Cybercriminals Turn to Telegram Bots to Bypass ChatGPT Restrictions

Check Point Research (CPR) sees cybercriminals using Telegram bots to bypass ChatGPT restrictions in underground forums. The bots utilize OpenAI’s API to enable the creation of malicious emails or code. Bot makers are currently granting up to 20 free queries, but then charge $5.50 for every 100 queries. CPR warns of continued efforts by cybercriminals to circumvent ChatGPT’s restrictions in order to use OpenAI to scale malicious purposes.

CPR shares examples of advertisements of Telegram bots

CPR shares example of a phishing email created in a Telegram bot with any limitation

CPR shares example of malware code created in a Telegram bot with any limitation

Check Point Research (CPR) sees cybercriminals using Telegram bots and scripts to bypass ChatGPT restrictions.

Telegram ChatGPT Bot-as-a-Service

CPR found advertisements of Telegram bots in underground forums. The bots utilize OpenAI’s API to enable a threat actor to create malicious emails or code.
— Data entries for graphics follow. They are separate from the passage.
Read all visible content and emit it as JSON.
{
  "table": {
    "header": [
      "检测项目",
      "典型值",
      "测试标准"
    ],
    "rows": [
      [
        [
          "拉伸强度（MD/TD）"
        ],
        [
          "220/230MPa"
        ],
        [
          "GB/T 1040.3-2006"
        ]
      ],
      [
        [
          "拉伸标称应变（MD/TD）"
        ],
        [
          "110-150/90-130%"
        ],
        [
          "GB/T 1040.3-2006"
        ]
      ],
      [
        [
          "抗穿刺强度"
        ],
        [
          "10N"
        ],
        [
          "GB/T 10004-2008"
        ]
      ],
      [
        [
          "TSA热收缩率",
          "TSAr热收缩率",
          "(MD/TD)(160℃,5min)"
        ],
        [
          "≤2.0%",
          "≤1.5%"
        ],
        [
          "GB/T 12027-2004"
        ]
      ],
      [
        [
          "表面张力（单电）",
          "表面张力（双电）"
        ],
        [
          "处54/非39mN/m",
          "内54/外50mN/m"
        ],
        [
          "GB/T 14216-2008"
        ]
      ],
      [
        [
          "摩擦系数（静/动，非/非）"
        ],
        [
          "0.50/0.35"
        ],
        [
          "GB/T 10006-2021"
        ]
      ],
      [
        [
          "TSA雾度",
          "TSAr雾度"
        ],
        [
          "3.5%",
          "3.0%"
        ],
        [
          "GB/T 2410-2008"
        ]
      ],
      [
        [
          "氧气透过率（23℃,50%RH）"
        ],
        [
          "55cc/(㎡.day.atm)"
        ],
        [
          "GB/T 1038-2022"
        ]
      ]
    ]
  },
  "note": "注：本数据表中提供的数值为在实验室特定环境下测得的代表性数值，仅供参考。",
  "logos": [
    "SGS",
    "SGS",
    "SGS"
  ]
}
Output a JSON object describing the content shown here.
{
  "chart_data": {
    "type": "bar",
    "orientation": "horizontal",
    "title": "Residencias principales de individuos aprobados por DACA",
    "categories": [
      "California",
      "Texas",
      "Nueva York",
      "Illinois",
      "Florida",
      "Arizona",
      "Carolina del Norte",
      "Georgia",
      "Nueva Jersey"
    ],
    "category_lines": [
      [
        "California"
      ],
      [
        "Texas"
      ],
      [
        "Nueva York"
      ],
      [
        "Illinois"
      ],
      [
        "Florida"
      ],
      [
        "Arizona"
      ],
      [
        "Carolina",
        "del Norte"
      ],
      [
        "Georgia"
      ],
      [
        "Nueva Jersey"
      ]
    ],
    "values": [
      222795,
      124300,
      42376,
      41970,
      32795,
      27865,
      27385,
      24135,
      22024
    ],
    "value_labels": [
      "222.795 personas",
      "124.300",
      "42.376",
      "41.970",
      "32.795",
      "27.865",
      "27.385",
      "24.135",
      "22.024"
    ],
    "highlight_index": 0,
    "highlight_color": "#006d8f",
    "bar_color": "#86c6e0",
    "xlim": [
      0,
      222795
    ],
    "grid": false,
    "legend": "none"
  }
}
The creators of the bot grant up to 20 free queries, but then charge $5.50 for every 100 queries.

Figure 1. Underground forum advertisement of OpenAI bot in Telegram

Figure 2. Example of a phishing email created in a Telegram bot to demonstrate the ability to use OpenAI’s API without any limitations

Figure 3. Example of the ability to create a malware code without anti-abuse restrictions in a Telegram bot utilizing the OpenAI API

Figure 4. Business model of ChatGPT API based Telegram channel

Scripts for Bypass ChatGPT Restrictions

CPR also sees cybercriminals creating basic scripts that uses OpenAIs API to bypass anti-abuse restrictions.

Figure 5. Example of a script directly querying the API and bypassing restrictions to develop malware

Sergey Shykevich, Threat Group Manager at Check Point Software said,

“As part of its content policy, OpenAI created barriers and restrictions to stop malicious content creation on its platform. However, we’re seeing cyber criminals work their way around ChatGPT’s restrictions, and there’s active chatter in the underground forums disclosing how to use OpenAI API to bypass ChatGPT´s barriers and limitations. This is mostly done by creating Telegram bots that use the API, and these bots are advertised in hacking forums to increase their exposure. The current version of OpenAI´s API is used by external applications and has very few anti-abuse measures in place. As a result, it allows malicious content creation, such as phishing emails and malware code without the limitations or barriers that ChatGPT has set on their user interface. Right now, we’re seeing continuous efforts by cybercriminals to find ways around ChatGPT restrictions.”